Le potassium 48 a même un petit plus qui en fait un terrain d’étude privilégié des physiciens et physiciennes nucléaires. En plus d’être très asymétrique avec 29 neutrons associés à seulement 19 protons, son nombre de neutrons est proche de 28. Or, 28 est un nombre clé en physique nucléaire, appelé nombre « magique ». Tout noyau qui disposera de 28 neutrons ou de 28 protons, sera immanquablement plus stable. Donc, dans le potassium, l’effet déstabilisant de la forte asymétrie et l’effet stabilisant de la proximité d’un nombre magique coexistent. Le cas est alléchant, restait à trouver le moyen de l’étudier.
On s’en doute, sonder un noyau aussi instable que le potassium 48, n’est pas chose facile. Pour y parvenir, les scientifiques ont mis au point un protocole d’étude original qu’ils ont appliqué dans les installations de pointe du GANIL. Pour générer le potassium 48, des ions radioactifs de potassium 47 ont été produits par le système SPIRAL1, accélérés par le cyclotron CIME puis projetés sur une fine cible de deutérium, un isotope lourd de l’hydrogène. La réaction avec le deutérium a pour effet d’ajouter un neutron au noyau, créant le potassium 48, tandis qu’un proton est éjecté de la cible. C’est en mesurant l’énergie de ce proton et des rayons gamma émis par la réaction à l’aide de l’installation de pointe MUGAST+AGATA+VAMOS que l’équipe de scientifiques a pu identifier certains niveaux d’énergie du noyau du potassium 48 et ainsi, le caractériser plus précisément.
Dans le détail, l’équipe du LPC Caen et ses partenaires britanniques sont parvenus à définir neuf nouveaux états excités à partir de mesures d’énergies et de sections efficaces.
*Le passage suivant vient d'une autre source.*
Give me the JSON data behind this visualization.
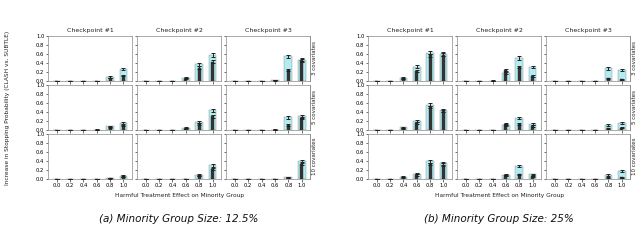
{
  "panel_titles": [
    "(a) Minority Group Size: 12.5%",
    "(b) Minority Group Size: 25%"
  ],
  "checkpoint_labels": [
    "Checkpoint #1",
    "Checkpoint #2",
    "Checkpoint #3"
  ],
  "row_labels": [
    "3 covariates",
    "5 covariates",
    "10 covariates"
  ],
  "xlabel": "Harmful Treatment Effect on Minority Group",
  "ylabel": "Increase in Stopping Probability (CLASH vs. SUBTLE)",
  "x_ticks": [
    0.0,
    0.2,
    0.4,
    0.6,
    0.8,
    1.0
  ],
  "bar_color_clash": "#b2ebf2",
  "bar_color_subtle": "#333333",
  "background_color": "#ffffff",
  "panel_a": {
    "data": [
      {
        "checkpoint": 0,
        "row": 0,
        "x_vals": [
          0.0,
          0.2,
          0.4,
          0.6,
          0.8,
          1.0
        ],
        "clash_bars": [
          0.003,
          0.003,
          0.005,
          0.01,
          0.1,
          0.27
        ],
        "clash_err": [
          0.002,
          0.002,
          0.002,
          0.003,
          0.02,
          0.03
        ],
        "subtle_bars": [
          0.002,
          0.002,
          0.003,
          0.006,
          0.07,
          0.12
        ],
        "subtle_err": [
          0.001,
          0.001,
          0.001,
          0.002,
          0.01,
          0.015
        ]
      },
      {
        "checkpoint": 1,
        "row": 0,
        "x_vals": [
          0.0,
          0.2,
          0.4,
          0.6,
          0.8,
          1.0
        ],
        "clash_bars": [
          0.003,
          0.003,
          0.005,
          0.08,
          0.37,
          0.57
        ],
        "clash_err": [
          0.002,
          0.002,
          0.002,
          0.015,
          0.03,
          0.04
        ],
        "subtle_bars": [
          0.002,
          0.002,
          0.003,
          0.05,
          0.3,
          0.43
        ],
        "subtle_err": [
          0.001,
          0.001,
          0.001,
          0.01,
          0.025,
          0.035
        ]
      },
      {
        "checkpoint": 2,
        "row": 0,
        "x_vals": [
          0.0,
          0.2,
          0.4,
          0.6,
          0.8,
          1.0
        ],
        "clash_bars": [
          0.003,
          0.003,
          0.005,
          0.02,
          0.55,
          0.47
        ],
        "clash_err": [
          0.002,
          0.002,
          0.002,
          0.005,
          0.035,
          0.035
        ],
        "subtle_bars": [
          0.002,
          0.002,
          0.003,
          0.012,
          0.25,
          0.46
        ],
        "subtle_err": [
          0.001,
          0.001,
          0.001,
          0.003,
          0.025,
          0.03
        ]
      },
      {
        "checkpoint": 0,
        "row": 1,
        "x_vals": [
          0.0,
          0.2,
          0.4,
          0.6,
          0.8,
          1.0
        ],
        "clash_bars": [
          0.003,
          0.003,
          0.005,
          0.01,
          0.08,
          0.16
        ],
        "clash_err": [
          0.002,
          0.002,
          0.002,
          0.003,
          0.015,
          0.02
        ],
        "subtle_bars": [
          0.002,
          0.002,
          0.003,
          0.005,
          0.05,
          0.1
        ],
        "subtle_err": [
          0.001,
          0.001,
          0.001,
          0.002,
          0.01,
          0.015
        ]
      },
      {
        "checkpoint": 1,
        "row": 1,
        "x_vals": [
          0.0,
          0.2,
          0.4,
          0.6,
          0.8,
          1.0
        ],
        "clash_bars": [
          0.003,
          0.003,
          0.005,
          0.05,
          0.18,
          0.44
        ],
        "clash_err": [
          0.002,
          0.002,
          0.002,
          0.01,
          0.025,
          0.035
        ],
        "subtle_bars": [
          0.002,
          0.002,
          0.003,
          0.03,
          0.14,
          0.3
        ],
        "subtle_err": [
          0.001,
          0.001,
          0.001,
          0.008,
          0.018,
          0.025
        ]
      },
      {
        "checkpoint": 2,
        "row": 1,
        "x_vals": [
          0.0,
          0.2,
          0.4,
          0.6,
          0.8,
          1.0
        ],
        "clash_bars": [
          0.003,
          0.003,
          0.005,
          0.012,
          0.28,
          0.3
        ],
        "clash_err": [
          0.002,
          0.002,
          0.002,
          0.003,
          0.025,
          0.025
        ],
        "subtle_bars": [
          0.002,
          0.002,
          0.003,
          0.008,
          0.11,
          0.27
        ],
        "subtle_err": [
          0.001,
          0.001,
          0.001,
          0.002,
          0.018,
          0.022
        ]
      },
      {
        "checkpoint": 0,
        "row": 2,
        "x_vals": [
          0.0,
          0.2,
          0.4,
          0.6,
          0.8,
          1.0
        ],
        "clash_bars": [
          0.002,
          0.002,
          0.003,
          0.005,
          0.02,
          0.07
        ],
        "clash_err": [
          0.001,
          0.001,
          0.001,
          0.002,
          0.008,
          0.015
        ],
        "subtle_bars": [
          0.001,
          0.001,
          0.002,
          0.003,
          0.015,
          0.05
        ],
        "subtle_err": [
          0.001,
          0.001,
          0.001,
          0.001,
          0.005,
          0.01
        ]
      },
      {
        "checkpoint": 1,
        "row": 2,
        "x_vals": [
          0.0,
          0.2,
          0.4,
          0.6,
          0.8,
          1.0
        ],
        "clash_bars": [
          0.002,
          0.002,
          0.003,
          0.008,
          0.09,
          0.3
        ],
        "clash_err": [
          0.001,
          0.001,
          0.001,
          0.002,
          0.015,
          0.025
        ],
        "subtle_bars": [
          0.001,
          0.001,
          0.002,
          0.005,
          0.07,
          0.22
        ],
        "subtle_err": [
          0.001,
          0.001,
          0.001,
          0.001,
          0.012,
          0.02
        ]
      },
      {
        "checkpoint": 2,
        "row": 2,
        "x_vals": [
          0.0,
          0.2,
          0.4,
          0.6,
          0.8,
          1.0
        ],
        "clash_bars": [
          0.002,
          0.002,
          0.003,
          0.005,
          0.04,
          0.4
        ],
        "clash_err": [
          0.001,
          0.001,
          0.001,
          0.002,
          0.01,
          0.03
        ],
        "subtle_bars": [
          0.001,
          0.001,
          0.002,
          0.003,
          0.03,
          0.33
        ],
        "subtle_err": [
          0.001,
          0.001,
          0.001,
          0.001,
          0.008,
          0.025
        ]
      }
    ]
  },
  "panel_b": {
    "data": [
      {
        "checkpoint": 0,
        "row": 0,
        "x_vals": [
          0.0,
          0.2,
          0.4,
          0.6,
          0.8,
          1.0
        ],
        "clash_bars": [
          0.003,
          0.005,
          0.07,
          0.32,
          0.63,
          0.6
        ],
        "clash_err": [
          0.002,
          0.003,
          0.015,
          0.035,
          0.035,
          0.035
        ],
        "subtle_bars": [
          0.002,
          0.003,
          0.05,
          0.22,
          0.57,
          0.58
        ],
        "subtle_err": [
          0.001,
          0.002,
          0.01,
          0.025,
          0.03,
          0.03
        ]
      },
      {
        "checkpoint": 1,
        "row": 0,
        "x_vals": [
          0.0,
          0.2,
          0.4,
          0.6,
          0.8,
          1.0
        ],
        "clash_bars": [
          0.003,
          0.003,
          0.012,
          0.19,
          0.51,
          0.31
        ],
        "clash_err": [
          0.002,
          0.002,
          0.003,
          0.028,
          0.035,
          0.03
        ],
        "subtle_bars": [
          0.002,
          0.002,
          0.008,
          0.24,
          0.31,
          0.11
        ],
        "subtle_err": [
          0.001,
          0.001,
          0.002,
          0.028,
          0.03,
          0.018
        ]
      },
      {
        "checkpoint": 2,
        "row": 0,
        "x_vals": [
          0.0,
          0.2,
          0.4,
          0.6,
          0.8,
          1.0
        ],
        "clash_bars": [
          0.003,
          0.003,
          0.005,
          0.008,
          0.28,
          0.25
        ],
        "clash_err": [
          0.002,
          0.002,
          0.002,
          0.003,
          0.03,
          0.028
        ],
        "subtle_bars": [
          0.002,
          0.002,
          0.003,
          0.005,
          0.06,
          0.04
        ],
        "subtle_err": [
          0.001,
          0.001,
          0.001,
          0.002,
          0.012,
          0.01
        ]
      },
      {
        "checkpoint": 0,
        "row": 1,
        "x_vals": [
          0.0,
          0.2,
          0.4,
          0.6,
          0.8,
          1.0
        ],
        "clash_bars": [
          0.003,
          0.005,
          0.06,
          0.2,
          0.56,
          0.44
        ],
        "clash_err": [
          0.002,
          0.003,
          0.012,
          0.028,
          0.035,
          0.035
        ],
        "subtle_bars": [
          0.002,
          0.003,
          0.04,
          0.15,
          0.51,
          0.42
        ],
        "subtle_err": [
          0.001,
          0.002,
          0.008,
          0.022,
          0.03,
          0.03
        ]
      },
      {
        "checkpoint": 1,
        "row": 1,
        "x_vals": [
          0.0,
          0.2,
          0.4,
          0.6,
          0.8,
          1.0
        ],
        "clash_bars": [
          0.003,
          0.003,
          0.008,
          0.12,
          0.26,
          0.14
        ],
        "clash_err": [
          0.002,
          0.002,
          0.002,
          0.02,
          0.025,
          0.022
        ],
        "subtle_bars": [
          0.002,
          0.002,
          0.005,
          0.14,
          0.13,
          0.09
        ],
        "subtle_err": [
          0.001,
          0.001,
          0.001,
          0.02,
          0.022,
          0.018
        ]
      },
      {
        "checkpoint": 2,
        "row": 1,
        "x_vals": [
          0.0,
          0.2,
          0.4,
          0.6,
          0.8,
          1.0
        ],
        "clash_bars": [
          0.003,
          0.003,
          0.005,
          0.008,
          0.11,
          0.16
        ],
        "clash_err": [
          0.002,
          0.002,
          0.002,
          0.003,
          0.018,
          0.022
        ],
        "subtle_bars": [
          0.002,
          0.002,
          0.003,
          0.005,
          0.04,
          0.05
        ],
        "subtle_err": [
          0.001,
          0.001,
          0.001,
          0.002,
          0.008,
          0.01
        ]
      },
      {
        "checkpoint": 0,
        "row": 2,
        "x_vals": [
          0.0,
          0.2,
          0.4,
          0.6,
          0.8,
          1.0
        ],
        "clash_bars": [
          0.002,
          0.003,
          0.05,
          0.12,
          0.39,
          0.35
        ],
        "clash_err": [
          0.001,
          0.002,
          0.01,
          0.02,
          0.03,
          0.03
        ],
        "subtle_bars": [
          0.001,
          0.002,
          0.03,
          0.09,
          0.33,
          0.32
        ],
        "subtle_err": [
          0.001,
          0.001,
          0.007,
          0.015,
          0.025,
          0.025
        ]
      },
      {
        "checkpoint": 1,
        "row": 2,
        "x_vals": [
          0.0,
          0.2,
          0.4,
          0.6,
          0.8,
          1.0
        ],
        "clash_bars": [
          0.002,
          0.002,
          0.005,
          0.08,
          0.28,
          0.1
        ],
        "clash_err": [
          0.001,
          0.001,
          0.001,
          0.015,
          0.025,
          0.018
        ],
        "subtle_bars": [
          0.001,
          0.001,
          0.003,
          0.09,
          0.1,
          0.06
        ],
        "subtle_err": [
          0.001,
          0.001,
          0.001,
          0.016,
          0.018,
          0.012
        ]
      },
      {
        "checkpoint": 2,
        "row": 2,
        "x_vals": [
          0.0,
          0.2,
          0.4,
          0.6,
          0.8,
          1.0
        ],
        "clash_bars": [
          0.002,
          0.002,
          0.003,
          0.005,
          0.09,
          0.18
        ],
        "clash_err": [
          0.001,
          0.001,
          0.001,
          0.002,
          0.016,
          0.022
        ],
        "subtle_bars": [
          0.001,
          0.001,
          0.002,
          0.003,
          0.03,
          0.04
        ],
        "subtle_err": [
          0.001,
          0.001,
          0.001,
          0.001,
          0.006,
          0.008
        ]
      }
    ]
  }
}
De manière inattendue, les approches théoriques employées (basés sur des interaction amplement utilisées dans cette zone de noyaux, SDPF-U et SDPF-MU) ne parviennent que partiellement à reproduire les données expérimentales : en particulier, il apparait clairement que certaines corrélations entre l’orbitale de protons s et les orbitales de neutrons fp ne sont pas correctement décrites.
Les implications de ce résultat pour les approches théoriques sont significatives et les théoriciens du noyau sont à pied d’œuvre pour corriger et affiner les modèles au regard de ce résultat expérimental, dans l’espoir qu’ils puissent un jour prédire avec justesse les comportements de noyaux encore plus riches en neutrons, plus lourds et plus rares. De telles prédictions permettraient de mieux comprendre certains processus astrophysiques inaccessibles par l’expérience en laboratoire, tels que la nucléosynthèse au cœur des étoiles, les supernovæ ou les collisions d’étoiles à neutrons, et par la même, l’origine des éléments dans l’Univers.